Hold the ten words facing a fan, ask him to select one word without looking at it, and then take three guesses on the word he chose. If he guesses correctly, he peeks at it and writes it down. Keep working until he has done all ten words.

Hide and seek
Most children like to hide and search, but young children, in particular, like to search for their words. Hide the ten words around the house and direct your child to them with hot and cold instructions. You know, when she gets close to a word, tell her it’s getting hotter, and when she moves away from the word, tell her it’s getting colder. When she finds all the words, dictate that she writes them down.
Clock racing
If your child wants a challenge, bring out your watch or stopwatch. You can blow a whistle to start it too. Set a time for him to win, dictate the ten words to write. Or you can limit his time to write the words in the first dictation and then have him try to beat his time with each successive dictation. You can play any of the “see and write” or “hide and seek” games against the clock.
keep track
Your child wants to know he’s doing well, he wants to feel proud of himself, and he needs you to show that you’re proud of him too. The best way to track and acknowledge his progress is through visual reminders. In other words, you need a progress chart. You can make a pie chart or a line graph, if you come in handy on the keyboard, or a simple graph that your child sticks stickers on is perfectly fine.
A good way to start tracking progress is to have a ten-week plan, which simply means that you plan to guide your child through ten new words each week for ten weeks, and then draw those weeks out on poster paper. You can draw ten circles to be filled with ten stickers or stars each week, or a bar graph converted into ten bars of ten units each. Better yet, try drawing a line up to the moon for your child to color in or stick stickers on to see if they can spell the space. You can even make a picture out of 100 pieces that you need to color, have a marble bowl filled with 100 balls or have 100 stickers to stick on the door.

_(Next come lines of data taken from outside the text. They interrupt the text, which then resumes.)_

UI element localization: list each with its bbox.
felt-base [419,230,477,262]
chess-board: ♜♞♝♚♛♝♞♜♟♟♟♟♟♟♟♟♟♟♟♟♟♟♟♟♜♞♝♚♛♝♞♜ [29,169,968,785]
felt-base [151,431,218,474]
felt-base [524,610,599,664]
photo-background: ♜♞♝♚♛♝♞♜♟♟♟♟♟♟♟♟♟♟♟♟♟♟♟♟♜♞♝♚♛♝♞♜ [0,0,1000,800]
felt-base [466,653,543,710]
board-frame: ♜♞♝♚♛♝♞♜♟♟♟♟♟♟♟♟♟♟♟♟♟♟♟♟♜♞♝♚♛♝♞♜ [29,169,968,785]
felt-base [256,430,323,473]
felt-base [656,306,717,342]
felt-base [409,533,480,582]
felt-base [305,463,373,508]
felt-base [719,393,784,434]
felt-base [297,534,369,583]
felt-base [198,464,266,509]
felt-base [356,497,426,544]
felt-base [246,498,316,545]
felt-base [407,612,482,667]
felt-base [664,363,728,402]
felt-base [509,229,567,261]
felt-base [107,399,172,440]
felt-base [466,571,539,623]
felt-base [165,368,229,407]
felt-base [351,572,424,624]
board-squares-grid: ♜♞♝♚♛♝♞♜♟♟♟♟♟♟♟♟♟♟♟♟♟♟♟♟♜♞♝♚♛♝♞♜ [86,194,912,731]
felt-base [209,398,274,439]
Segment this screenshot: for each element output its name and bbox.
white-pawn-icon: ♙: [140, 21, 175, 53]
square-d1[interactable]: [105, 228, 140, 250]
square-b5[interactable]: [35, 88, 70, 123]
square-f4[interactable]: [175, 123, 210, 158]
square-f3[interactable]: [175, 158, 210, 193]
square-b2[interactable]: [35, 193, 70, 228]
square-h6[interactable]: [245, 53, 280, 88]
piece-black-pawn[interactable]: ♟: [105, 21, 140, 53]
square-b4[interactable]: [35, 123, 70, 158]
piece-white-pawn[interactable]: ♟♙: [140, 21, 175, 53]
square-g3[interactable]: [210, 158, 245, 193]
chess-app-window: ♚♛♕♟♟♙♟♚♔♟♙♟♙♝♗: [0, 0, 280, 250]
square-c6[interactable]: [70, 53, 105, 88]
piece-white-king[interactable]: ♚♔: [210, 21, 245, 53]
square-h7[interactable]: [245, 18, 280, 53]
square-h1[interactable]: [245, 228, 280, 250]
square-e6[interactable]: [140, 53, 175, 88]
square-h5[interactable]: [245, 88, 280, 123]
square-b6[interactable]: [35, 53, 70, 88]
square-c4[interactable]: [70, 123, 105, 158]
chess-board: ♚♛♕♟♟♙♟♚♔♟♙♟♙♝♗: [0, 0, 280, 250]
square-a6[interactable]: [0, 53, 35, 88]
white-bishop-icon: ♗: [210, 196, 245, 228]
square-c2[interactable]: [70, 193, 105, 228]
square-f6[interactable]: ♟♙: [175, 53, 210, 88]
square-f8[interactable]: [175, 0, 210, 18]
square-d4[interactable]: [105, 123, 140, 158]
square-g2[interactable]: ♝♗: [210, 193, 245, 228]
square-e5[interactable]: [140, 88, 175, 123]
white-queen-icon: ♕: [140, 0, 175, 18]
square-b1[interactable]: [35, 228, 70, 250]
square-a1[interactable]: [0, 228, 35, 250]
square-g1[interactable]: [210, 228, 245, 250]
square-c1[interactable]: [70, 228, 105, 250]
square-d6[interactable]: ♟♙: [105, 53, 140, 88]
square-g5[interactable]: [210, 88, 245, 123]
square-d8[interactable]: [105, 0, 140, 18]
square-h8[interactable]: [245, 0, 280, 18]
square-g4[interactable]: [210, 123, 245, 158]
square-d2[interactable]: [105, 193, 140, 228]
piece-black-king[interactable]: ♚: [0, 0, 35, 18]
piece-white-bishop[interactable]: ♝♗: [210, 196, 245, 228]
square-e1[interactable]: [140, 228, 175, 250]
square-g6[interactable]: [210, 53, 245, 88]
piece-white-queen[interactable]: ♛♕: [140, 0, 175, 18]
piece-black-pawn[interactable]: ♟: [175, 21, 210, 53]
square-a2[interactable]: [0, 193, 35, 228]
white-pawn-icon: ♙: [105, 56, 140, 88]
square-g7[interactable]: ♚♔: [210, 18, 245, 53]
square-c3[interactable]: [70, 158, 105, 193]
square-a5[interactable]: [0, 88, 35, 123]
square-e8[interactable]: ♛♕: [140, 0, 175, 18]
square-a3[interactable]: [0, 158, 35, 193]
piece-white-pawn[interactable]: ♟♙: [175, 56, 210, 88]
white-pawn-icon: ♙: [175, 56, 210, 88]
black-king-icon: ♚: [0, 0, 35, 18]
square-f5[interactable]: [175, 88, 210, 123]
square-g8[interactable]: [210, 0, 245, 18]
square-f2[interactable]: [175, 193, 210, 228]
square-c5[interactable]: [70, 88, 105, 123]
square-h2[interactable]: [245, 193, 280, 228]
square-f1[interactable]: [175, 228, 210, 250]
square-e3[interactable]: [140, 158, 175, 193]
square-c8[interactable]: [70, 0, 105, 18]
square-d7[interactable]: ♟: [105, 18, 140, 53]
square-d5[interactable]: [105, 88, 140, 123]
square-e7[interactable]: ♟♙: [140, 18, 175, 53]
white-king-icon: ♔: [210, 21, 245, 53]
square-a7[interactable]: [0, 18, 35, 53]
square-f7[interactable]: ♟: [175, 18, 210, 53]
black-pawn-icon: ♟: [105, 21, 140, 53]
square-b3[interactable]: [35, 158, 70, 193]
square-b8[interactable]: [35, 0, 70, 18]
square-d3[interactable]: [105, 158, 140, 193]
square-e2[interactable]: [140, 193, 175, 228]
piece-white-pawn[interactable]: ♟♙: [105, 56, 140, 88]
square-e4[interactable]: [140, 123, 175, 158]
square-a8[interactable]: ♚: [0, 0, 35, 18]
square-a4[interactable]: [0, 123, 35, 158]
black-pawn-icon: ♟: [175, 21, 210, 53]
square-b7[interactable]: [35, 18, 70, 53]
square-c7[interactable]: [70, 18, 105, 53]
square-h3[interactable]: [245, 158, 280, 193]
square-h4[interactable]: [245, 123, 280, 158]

Make the most of your media
You can use different materials – such as paint, crayons, and shaving foam – to write the words so that the spelling is more fun. Get a large tray and use some sand, sugar, cream, shaving foam, pudding, clay, or rice. Have your child write their letters in whatever tasty or sloppy medium they choose or have them create letters into words from modeling compound or pastry mix. Get a selection of colors and types and branch into bubble, rainbow or shadow characters for effect. Bubble letters are the chubby kind that kids love to draw, rainbow letters are letters written in different colors, usually color by color, and 3D shadow letters appear.
games to go
These easy activities and games are perfectly suited for those times when you are waiting for soccer practice or a game of cake pop. You may remember some of them from your childhood.
direct oral spelling
Although it’s not actually a game, you might be surprised to learn how much your child likes direct spelling, especially if he’s already practiced the words and is absolutely sure he gets them right. He really loves that you ask him to spell it out loud. In the car, in the supermarket, or in the elevator, ask him to spell a few words for you. Younger, lively kids will want to get involved in this event as well.
Oral spelling with a subject
Think of a topic such as words that end in singular or have more than three syllables, and take turns saying and spelling them. This activity works well with two or more children, and you can make the topics easier for younger children.
Boxes
Chests are more interactive than some games, and the more your child plays, the better the game they can give you. Start by drawing a square grid of points, 4 points by 4 points (16 points in total). Take turns drawing individual lines between two adjacent points. You can draw vertically or horizontally but not diagonally. Your goal is to complete more squares than your opponent. When you complete a square by adding the fourth side to a three-sided square, you place your tick inside your box (usually your first) and you get another turn. “So,” you ask, “Where is the spelling?” Give your child five free spins to start the game, if he spells five words correctly.
words on your back
Do you have a child with a vacant back? Write a word on it with your finger. Type the first letter a few times until it finds out what it is, then do the same with the remaining letters. When your child has figured out the whole word, turn around and give your back to the proverb.
picture words
Words like jumping, walking, and eating are useful to mess around with. Ask your child to draw and round the words to make them sound as he says them. Some characters can jump off a jump, and a pair of feet can be added to the bottom k; Food can be placed on a plate. Let your child come up with good ideas again, about, down, drink, grow, light, small, tent, and two.